Both sides have pinpointed a European summit on October 15 as the latest agreement could be reached for it to be ratified in time for it take effect at the end of December.
But the EU’s chief negotiator Michel Barnier and his UK counterpart David Frost complained of a continued gulf between the two sides in crucial areas such as competition rules and fishing rights.
After the ninth round of talks in the tortuous process broke up in Brussels, with renewed commitments to find a way out of the impasse, there was clear acknowledgement the clock was ticking.
“To reach an agreement, these divergences must necessarily be overcome over the next weeks,” said Barnier.
Despite indicating there were signs of agreement in a number of areas, Frost warned disagreements over competition rules and fishing may be “impossible” to overcome without the EU giving ground.
“I am concerned that there is very little time now to resolve these issues ahead of the European Council on October 15,” he said.
Next steps may be determined on Saturday in a video conference between European Commission chief Ursula von der Leyen and Britain’s Prime Minister Boris Johnson.
Johnson — a key figure in the lengthy and divisive process to take Britain out of the bloc — said it was up to Brussels to agree to terms to unblock a deal.
“It’s all there, it’s just up to them,” he told the BBC, urging the EU to bow to common sense.
UK and EU officials said the two leaders would take stock of progress made in the latest round of talks even as von der Leyen again warned against a deal “at any price”.

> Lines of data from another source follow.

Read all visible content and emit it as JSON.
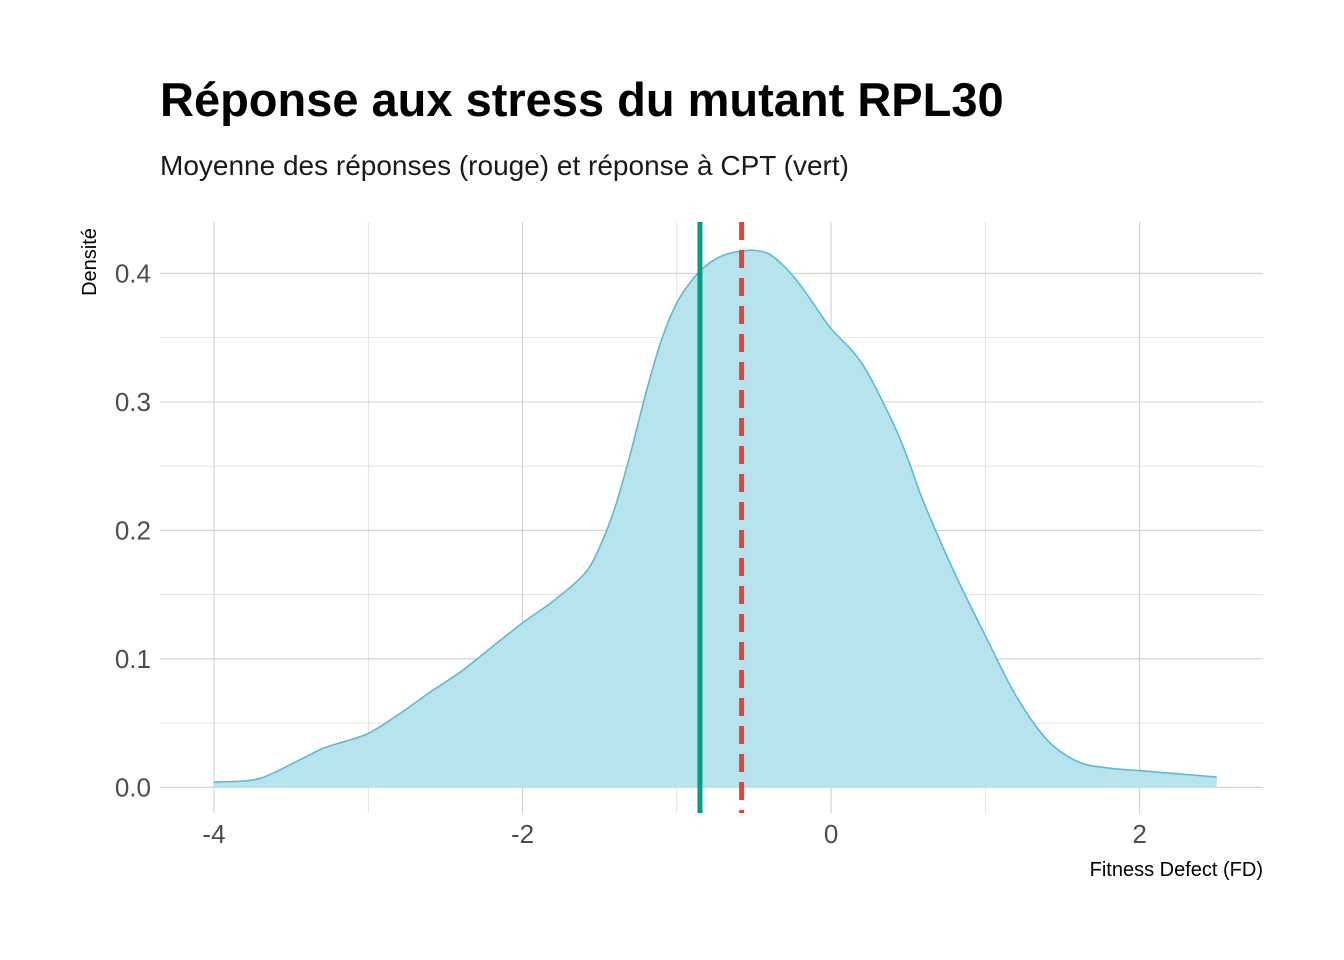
{
  "chart_data": {
    "type": "area",
    "title": "Réponse aux stress du mutant RPL30",
    "subtitle": "Moyenne des réponses (rouge) et réponse à CPT (vert)",
    "xlabel": "Fitness Defect (FD)",
    "ylabel": "Densité",
    "xlim": [
      -4.35,
      2.8
    ],
    "ylim": [
      -0.02,
      0.44
    ],
    "x_ticks": [
      -4,
      -2,
      0,
      2
    ],
    "x_tick_labels": [
      "-4",
      "-2",
      "0",
      "2"
    ],
    "y_ticks": [
      0.0,
      0.1,
      0.2,
      0.3,
      0.4
    ],
    "y_tick_labels": [
      "0.0",
      "0.1",
      "0.2",
      "0.3",
      "0.4"
    ],
    "grid": true,
    "series": [
      {
        "x": [
          -4.0,
          -3.8,
          -3.7,
          -3.6,
          -3.5,
          -3.4,
          -3.3,
          -3.2,
          -3.0,
          -2.8,
          -2.6,
          -2.4,
          -2.2,
          -2.0,
          -1.8,
          -1.6,
          -1.5,
          -1.4,
          -1.3,
          -1.2,
          -1.1,
          -1.0,
          -0.9,
          -0.8,
          -0.7,
          -0.6,
          -0.5,
          -0.4,
          -0.3,
          -0.2,
          -0.1,
          0.0,
          0.2,
          0.4,
          0.5,
          0.6,
          0.8,
          1.0,
          1.2,
          1.4,
          1.6,
          1.8,
          2.0,
          2.2,
          2.5
        ],
        "y": [
          0.004,
          0.005,
          0.007,
          0.012,
          0.018,
          0.024,
          0.03,
          0.034,
          0.042,
          0.057,
          0.074,
          0.09,
          0.109,
          0.128,
          0.145,
          0.166,
          0.187,
          0.218,
          0.26,
          0.307,
          0.348,
          0.377,
          0.395,
          0.407,
          0.414,
          0.417,
          0.418,
          0.415,
          0.405,
          0.391,
          0.374,
          0.357,
          0.33,
          0.284,
          0.255,
          0.222,
          0.167,
          0.118,
          0.071,
          0.037,
          0.02,
          0.015,
          0.013,
          0.011,
          0.008
        ]
      }
    ],
    "vlines": [
      {
        "x": -0.85,
        "color": "#009E86",
        "style": "solid"
      },
      {
        "x": -0.58,
        "color": "#E0433A",
        "style": "dashed"
      }
    ],
    "colors": {
      "fill": "#B7E3EC",
      "line": "#5BBBD4",
      "grid": "#D0D0D0"
    }
  }
}
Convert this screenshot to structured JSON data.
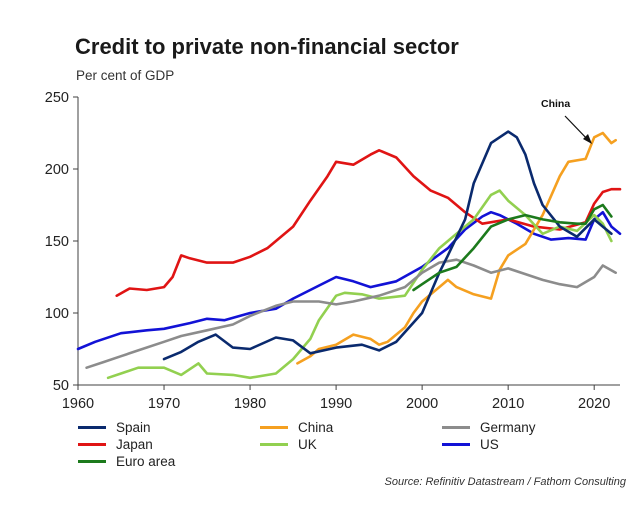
{
  "chart_data": {
    "type": "line",
    "title": "Credit to private non-financial sector",
    "ylabel": "Per cent of GDP",
    "xlabel": "",
    "xlim": [
      1960,
      2023
    ],
    "ylim": [
      50,
      250
    ],
    "xticks": [
      "1960",
      "1970",
      "1980",
      "1990",
      "2000",
      "2010",
      "2020"
    ],
    "yticks": [
      "250",
      "200",
      "150",
      "100",
      "50"
    ],
    "grid": false,
    "annotation": {
      "text": "China",
      "target": [
        2020.5,
        222
      ],
      "from": [
        2017.5,
        245
      ]
    },
    "source": "Source: Refinitiv Datastream / Fathom Consulting",
    "series": [
      {
        "name": "US",
        "color": "#1212d6",
        "x": [
          1960,
          1962,
          1965,
          1968,
          1970,
          1973,
          1975,
          1977,
          1980,
          1983,
          1985,
          1988,
          1990,
          1992,
          1994,
          1997,
          2000,
          2003,
          2005,
          2007,
          2008,
          2009,
          2011,
          2013,
          2015,
          2017,
          2019,
          2020,
          2021,
          2022,
          2023
        ],
        "y": [
          75,
          80,
          86,
          88,
          89,
          93,
          96,
          95,
          100,
          103,
          110,
          119,
          125,
          122,
          118,
          122,
          132,
          145,
          158,
          167,
          170,
          168,
          162,
          155,
          151,
          152,
          151,
          165,
          170,
          160,
          155
        ]
      },
      {
        "name": "Japan",
        "color": "#e01414",
        "x": [
          1964.5,
          1966,
          1968,
          1970,
          1971,
          1972,
          1973,
          1975,
          1978,
          1980,
          1982,
          1985,
          1987,
          1989,
          1990,
          1992,
          1994,
          1995,
          1997,
          1999,
          2001,
          2003,
          2005,
          2007,
          2010,
          2013,
          2016,
          2019,
          2020,
          2021,
          2022,
          2023
        ],
        "y": [
          112,
          117,
          116,
          118,
          125,
          140,
          138,
          135,
          135,
          139,
          145,
          160,
          178,
          195,
          205,
          203,
          210,
          213,
          208,
          195,
          185,
          180,
          170,
          162,
          165,
          160,
          158,
          163,
          176,
          184,
          186,
          186
        ]
      },
      {
        "name": "China",
        "color": "#f5a020",
        "x": [
          1985.5,
          1987,
          1988,
          1990,
          1992,
          1994,
          1995,
          1996,
          1998,
          1999,
          2000,
          2002,
          2003,
          2004,
          2006,
          2008,
          2009,
          2010,
          2012,
          2014,
          2016,
          2017,
          2019,
          2020,
          2021,
          2022,
          2022.5
        ],
        "y": [
          65,
          70,
          75,
          78,
          85,
          82,
          78,
          80,
          90,
          100,
          108,
          118,
          123,
          118,
          113,
          110,
          130,
          140,
          148,
          168,
          195,
          205,
          207,
          222,
          225,
          218,
          220
        ]
      },
      {
        "name": "UK",
        "color": "#92d050",
        "x": [
          1963.5,
          1965,
          1967,
          1970,
          1972,
          1974,
          1975,
          1978,
          1980,
          1983,
          1985,
          1987,
          1988,
          1990,
          1991,
          1993,
          1995,
          1998,
          2000,
          2002,
          2004,
          2006,
          2008,
          2009,
          2010,
          2012,
          2014,
          2016,
          2018,
          2020,
          2021,
          2022
        ],
        "y": [
          55,
          58,
          62,
          62,
          57,
          65,
          58,
          57,
          55,
          58,
          68,
          82,
          95,
          112,
          114,
          113,
          110,
          112,
          130,
          145,
          155,
          165,
          182,
          185,
          178,
          168,
          155,
          160,
          157,
          168,
          162,
          150
        ]
      },
      {
        "name": "Germany",
        "color": "#8c8c8c",
        "x": [
          1961,
          1963,
          1965,
          1967,
          1970,
          1972,
          1975,
          1978,
          1980,
          1983,
          1985,
          1988,
          1990,
          1992,
          1995,
          1998,
          2000,
          2002,
          2004,
          2006,
          2008,
          2010,
          2012,
          2014,
          2016,
          2018,
          2020,
          2021,
          2022.5
        ],
        "y": [
          62,
          66,
          70,
          74,
          80,
          84,
          88,
          92,
          98,
          105,
          108,
          108,
          106,
          108,
          112,
          118,
          128,
          135,
          137,
          133,
          128,
          131,
          127,
          123,
          120,
          118,
          125,
          133,
          128
        ]
      },
      {
        "name": "Spain",
        "color": "#0a2a6e",
        "x": [
          1970,
          1972,
          1974,
          1976,
          1978,
          1980,
          1983,
          1985,
          1987,
          1990,
          1993,
          1995,
          1997,
          2000,
          2002,
          2003,
          2005,
          2006,
          2008,
          2009,
          2010,
          2011,
          2012,
          2013,
          2014,
          2016,
          2018,
          2020,
          2021,
          2022
        ],
        "y": [
          68,
          73,
          80,
          85,
          76,
          75,
          83,
          81,
          72,
          76,
          78,
          74,
          80,
          100,
          128,
          140,
          165,
          190,
          218,
          222,
          226,
          222,
          210,
          190,
          175,
          160,
          153,
          165,
          160,
          155
        ]
      },
      {
        "name": "Euro area",
        "color": "#1c7a1c",
        "x": [
          1999,
          2000,
          2002,
          2004,
          2006,
          2008,
          2010,
          2012,
          2014,
          2016,
          2018,
          2019,
          2020,
          2021,
          2022
        ],
        "y": [
          116,
          120,
          128,
          132,
          145,
          160,
          165,
          168,
          165,
          163,
          162,
          162,
          172,
          175,
          167
        ]
      }
    ]
  },
  "legend": {
    "spain": "Spain",
    "china": "China",
    "germany": "Germany",
    "japan": "Japan",
    "uk": "UK",
    "us": "US",
    "euro": "Euro area"
  },
  "colors": {
    "spain": "#0a2a6e",
    "china": "#f5a020",
    "germany": "#8c8c8c",
    "japan": "#e01414",
    "uk": "#92d050",
    "us": "#1212d6",
    "euro": "#1c7a1c",
    "axis": "#404040"
  }
}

“This is so difficult, but overall where there is a will there is a way. I think we should intensify the negotiations,” she told reporters after meeting leaders of the 27-member bloc.
German Chancellor Angela Merkel, who meets Barnier on Monday, said she believed a deal was still possible, though she said that the next days would be crucial.
“As long as negotiations continue, I am optimistic,” she said. But she could “not announce a breakthrough as a matter of course either. That will be decided in the next few days”.
Britain and Europe still disagree on how to assign fishing rights in UK waters and how to maintain a so-called level playing field in business and state subsidy regulations.
Diplomats say the British side has been pushing for the negotiations to head into a “tunnel” — diplomatic jargon for a closed door, secretive dash to the finish line, allowing negotiators to make concessions without public pressure.
But European officials say the time is not right, as they are yet to be convinced that Johnson can be trusted to budge. “We’re not there yet, we’re not coming in to land, we’re not at the tunnel,” one said.
The von der Leyen and Johnson call also follows the launch of legal action by Brussels in response to the British government’s attempt to overturn parts of the Brexit withdrawal agreement.
On Tuesday, British MPs backed a bill to regulate the UK’s internal market from January 1, when Britain completes its post-Brexit transition period and leaves the EU single market and customs union.
Johnson has pushed on with the legislation — despite concerns in his own party and a warning from Washington that it puts Irish peace at risk.
The row over the bill has not scuppered the trade talks, but increased doubts among the Europeans that Johnson is pursuing the deal.